My favorite reading challenge in 2014 is Kid Lit Frenzy’s Nonfiction Picture Book Challenge. I’ve already reached my goal of reading 100 nonfiction picture books, but I don’t plan to stop!
This week, I read Dianna Hutts Aston’s Dream Something Big: The Story of the Watts Towers. Although I’ve seen photos of the Watts Towers before, that was the sum total of prior knowledge I brought to this book.
Photo CC-by Bisayan Lady (Source: Flickr)
Photo CC-by Michael Daines (Source: Flickr)
In 1921, Simon Rodia, a hard-working Italian immigrant, bought a triangular lot in Watts, California, and began sculpting the towers in his spare time. He worked for over thirty years on the project. There are seventeen structures made from scrap steel and mortar and decorated with broken glass, bits of tile, seashells, pottery shards, and many other found objects and materials Rodia (and the neighborhood children) salvaged from the street and the trash. He made the towers using no specialized equipment or even modern construction techniques.
The narrator of Aston’s story is a neighborhood child named Marguerite who observes Sam, as he’s called by his neighbors, as he works. She helps him find bits of tile, glass, and pottery for his project and describes his methods and beliefs. Aston shows the passage of time as the narrator grows up and introduces her own children to Sam.
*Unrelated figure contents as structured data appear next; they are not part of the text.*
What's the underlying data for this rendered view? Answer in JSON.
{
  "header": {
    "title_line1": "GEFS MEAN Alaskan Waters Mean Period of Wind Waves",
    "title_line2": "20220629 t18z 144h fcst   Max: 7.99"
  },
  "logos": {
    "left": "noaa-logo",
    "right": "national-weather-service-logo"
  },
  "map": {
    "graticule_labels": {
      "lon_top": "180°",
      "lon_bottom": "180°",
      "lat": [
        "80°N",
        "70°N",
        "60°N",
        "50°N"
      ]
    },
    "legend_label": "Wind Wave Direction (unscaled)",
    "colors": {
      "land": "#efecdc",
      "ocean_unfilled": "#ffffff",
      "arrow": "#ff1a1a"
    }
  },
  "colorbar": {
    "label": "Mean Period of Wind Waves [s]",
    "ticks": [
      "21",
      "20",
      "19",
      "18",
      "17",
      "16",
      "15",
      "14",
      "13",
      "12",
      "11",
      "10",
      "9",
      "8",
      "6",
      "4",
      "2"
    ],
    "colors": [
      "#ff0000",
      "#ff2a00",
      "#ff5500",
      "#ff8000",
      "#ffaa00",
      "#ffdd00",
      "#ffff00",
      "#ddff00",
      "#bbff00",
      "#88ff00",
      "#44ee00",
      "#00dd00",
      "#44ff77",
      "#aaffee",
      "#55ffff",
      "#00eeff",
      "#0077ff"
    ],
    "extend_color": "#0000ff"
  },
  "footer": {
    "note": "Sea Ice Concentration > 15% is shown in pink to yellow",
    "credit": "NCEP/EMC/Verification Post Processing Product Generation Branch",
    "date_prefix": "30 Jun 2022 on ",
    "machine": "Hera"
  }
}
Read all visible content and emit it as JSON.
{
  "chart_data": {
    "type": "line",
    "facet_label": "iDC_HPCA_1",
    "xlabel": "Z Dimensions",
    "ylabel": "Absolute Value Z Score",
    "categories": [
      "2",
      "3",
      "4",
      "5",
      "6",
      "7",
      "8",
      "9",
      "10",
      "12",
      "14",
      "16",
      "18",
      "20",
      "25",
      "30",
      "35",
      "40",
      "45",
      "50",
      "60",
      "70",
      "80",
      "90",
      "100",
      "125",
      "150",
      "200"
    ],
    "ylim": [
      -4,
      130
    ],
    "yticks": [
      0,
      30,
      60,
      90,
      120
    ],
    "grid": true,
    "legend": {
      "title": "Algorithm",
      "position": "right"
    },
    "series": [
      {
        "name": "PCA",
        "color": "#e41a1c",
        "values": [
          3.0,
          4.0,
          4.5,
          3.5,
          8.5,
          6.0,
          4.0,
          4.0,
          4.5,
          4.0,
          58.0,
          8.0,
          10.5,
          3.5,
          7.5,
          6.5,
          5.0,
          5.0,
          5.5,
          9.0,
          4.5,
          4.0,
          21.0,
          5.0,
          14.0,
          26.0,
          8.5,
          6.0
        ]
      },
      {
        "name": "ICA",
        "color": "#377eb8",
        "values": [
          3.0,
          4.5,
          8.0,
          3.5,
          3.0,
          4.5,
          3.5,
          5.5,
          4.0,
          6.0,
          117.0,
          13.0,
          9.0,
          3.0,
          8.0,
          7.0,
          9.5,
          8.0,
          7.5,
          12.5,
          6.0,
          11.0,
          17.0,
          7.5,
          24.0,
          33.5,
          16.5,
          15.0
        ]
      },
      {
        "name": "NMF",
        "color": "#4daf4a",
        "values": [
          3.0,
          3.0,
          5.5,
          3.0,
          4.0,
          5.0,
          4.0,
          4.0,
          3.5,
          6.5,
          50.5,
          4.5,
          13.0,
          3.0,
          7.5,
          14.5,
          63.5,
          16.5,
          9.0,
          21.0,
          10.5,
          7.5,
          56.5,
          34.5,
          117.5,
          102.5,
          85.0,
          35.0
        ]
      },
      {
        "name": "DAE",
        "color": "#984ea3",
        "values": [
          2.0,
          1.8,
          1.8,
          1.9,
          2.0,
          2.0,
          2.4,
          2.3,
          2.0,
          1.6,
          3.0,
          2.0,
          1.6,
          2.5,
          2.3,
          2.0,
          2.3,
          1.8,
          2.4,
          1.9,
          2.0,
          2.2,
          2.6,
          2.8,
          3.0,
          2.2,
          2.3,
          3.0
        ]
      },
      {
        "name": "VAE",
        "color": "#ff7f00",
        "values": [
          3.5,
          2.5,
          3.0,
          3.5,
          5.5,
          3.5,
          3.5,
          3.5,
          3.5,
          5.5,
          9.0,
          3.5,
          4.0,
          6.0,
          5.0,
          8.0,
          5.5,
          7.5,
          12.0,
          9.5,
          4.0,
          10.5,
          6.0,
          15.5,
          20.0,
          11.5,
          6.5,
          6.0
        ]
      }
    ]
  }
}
Aston’s writing is precise and elegant; words are arranged on the page in a kind of free verse. Here is one of my favorite spreads and passages:
This page highlights what was so beautiful to me about this book: its attention to the act of creation and the necessity of dreaming big. This is a story about imagination and possibility, about dedication to a particular vision. It’s a wonderful book to share with young artists and creators–that is, with all children.
The choice of Susan L. Roth as illustrator is especially inspired. Roth’s collages capture the spirit and methods of Rodia himself, and the folk art quality of her work is the perfect complement to Rodia’s own outsider art.
The back matter includes an Author’s Note with more information about Rodia and the towers and a set of instructions for a craft project to “Create your own Watts Tower” out of pipe cleaners, beads, magazine clippings, etc.